Black Christian hip-hop artist Lecrae made a political and historically accurate statement on the Fourth of July when he tweeted an image of enslaved Africans in a cotton field, stating his ancestors were in that position in 1776. The tweet set off a firestorm on Twitter, with many of the star’s white fans accusing him of making the holiday a “race issue.”

The staunchest criticism came from a user named Steve, who told the 36-year-old he was “done supporting” him since he promotes “guilt instead of love.”

Lecrae did not ignore the response and called out the fan for a racist retweet he made that same day.

The heat continued to come for the star’s political post.

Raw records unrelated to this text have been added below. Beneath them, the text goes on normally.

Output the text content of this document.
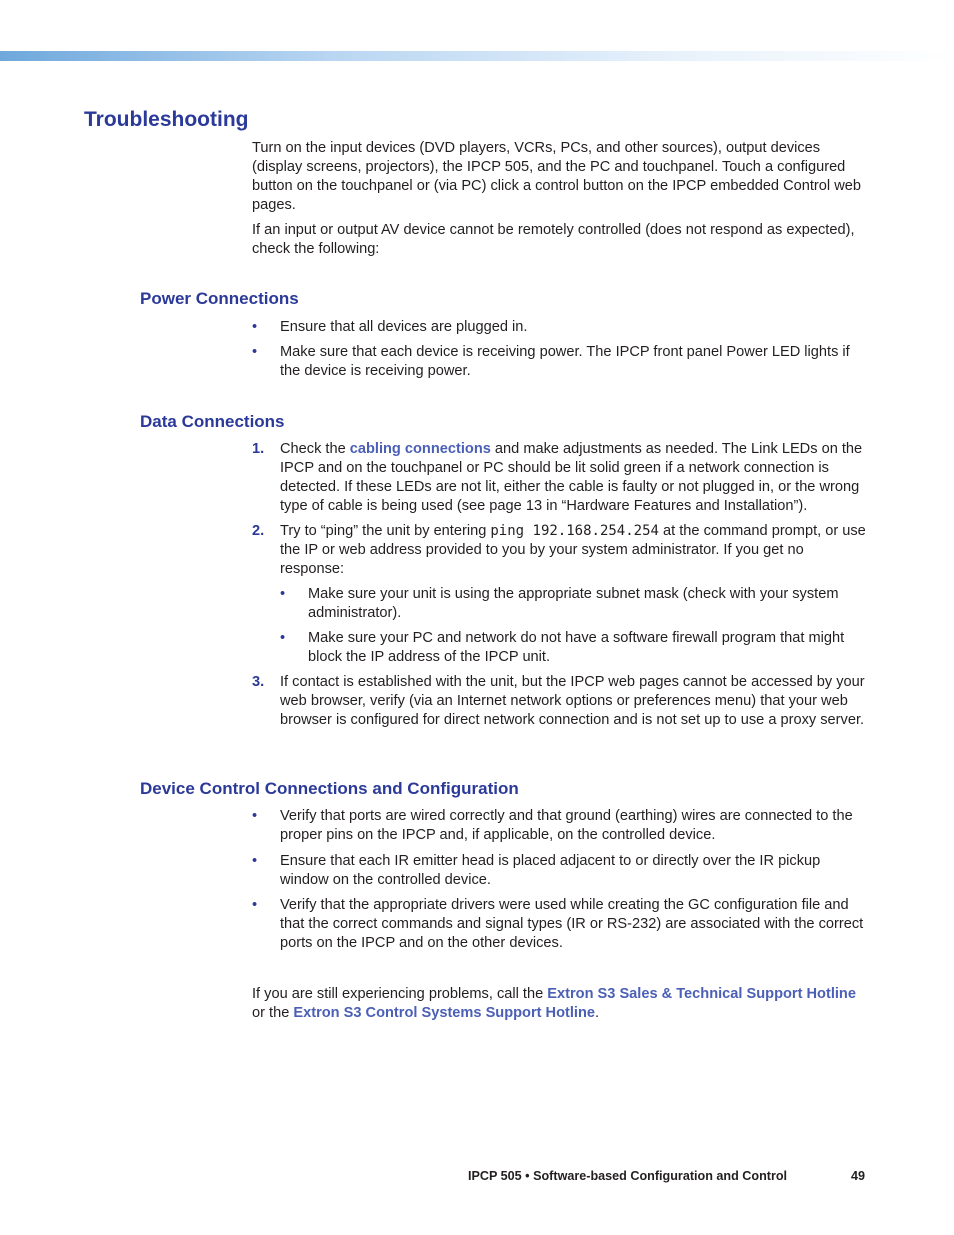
Troubleshooting

Turn on the input devices (DVD players, VCRs, PCs, and other sources), output devices (display screens, projectors), the IPCP 505, and the PC and touchpanel. Touch a configured button on the touchpanel or (via PC) click a control button on the IPCP embedded Control web pages.

If an input or output AV device cannot be remotely controlled (does not respond as expected), check the following:

Power Connections
•	Ensure that all devices are plugged in.
•	Make sure that each device is receiving power. The IPCP front panel Power LED lights if the device is receiving power.
Data Connections
1.	Check the cabling connections and make adjustments as needed. The Link LEDs on the IPCP and on the touchpanel or PC should be lit solid green if a network connection is detected. If these LEDs are not lit, either the cable is faulty or not plugged in, or the wrong type of cable is being used (see page 13 in “Hardware Features and Installation”).
2.	Try to “ping” the unit by entering ping 192.168.254.254 at the command prompt, or use the IP or web address provided to you by your system administrator. If you get no response:
•	Make sure your unit is using the appropriate subnet mask (check with your system administrator).
•	Make sure your PC and network do not have a software firewall program that might block the IP address of the IPCP unit.
3.	If contact is established with the unit, but the IPCP web pages cannot be accessed by your web browser, verify (via an Internet network options or preferences menu) that your web browser is configured for direct network connection and is not set up to use a proxy server.
Device Control Connections and Configuration
•	Verify that ports are wired correctly and that ground (earthing) wires are connected to the proper pins on the IPCP and, if applicable, on the controlled device.
•	Ensure that each IR emitter head is placed adjacent to or directly over the IR pickup window on the controlled device.
•	Verify that the appropriate drivers were used while creating the GC configuration file and that the correct commands and signal types (IR or RS-232) are associated with the correct ports on the IPCP and on the other devices.

If you are still experiencing problems, call the Extron S3 Sales & Technical Support Hotline or the Extron S3 Control Systems Support Hotline.

IPCP 505 • Software-based Configuration and Control	49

Jamison Williams thought it simply caused trouble.

Joshua Gellock called the tweet “divisive” and announced he would unfollow the Grammy winner.

Yet there were fans that had Lecrae’s support.

@jennykillem clarified the rapper’s tweets for those who were uncertain.

The education continued with user Dynast Amir educating another by the name of Davis Absolute on why the tweet was necessary. Davis had dismissed Lecrae’s declaration because “July 4th is about independence from England, not slavery.”

Kathy Khang questioned why so many fans were disturbed by the artist’s views.

Melissa Baker thanked the singer for his historical reminder of the day’s realities, which Lecrae appreciated.

Etan Thomas tweeted his respect about Lecrae’s post, but pointed out the discontent among fans who “hate that he is a Conscious Black Man.”

This is not the first time the Houston, Texas native has voiced his opinion about issues concerning the Black community. Lecrae wrote op-eds for Billboard magazine about the Charleston shooting last summer, and the November 2014 Ferguson decision in which a grand jury chose not to charge Darren Wilson, the officer who shot and killed Michael Brown.

“This is not a crusade for division, but it is obvious that there still exists in America a racial divide,” he wrote in the 2014 piece. “It’s apparent by the divide on this issue between blacks and whites all over social media. We can’t naively think that changes in voting rights forty years ago solved the problem of race.”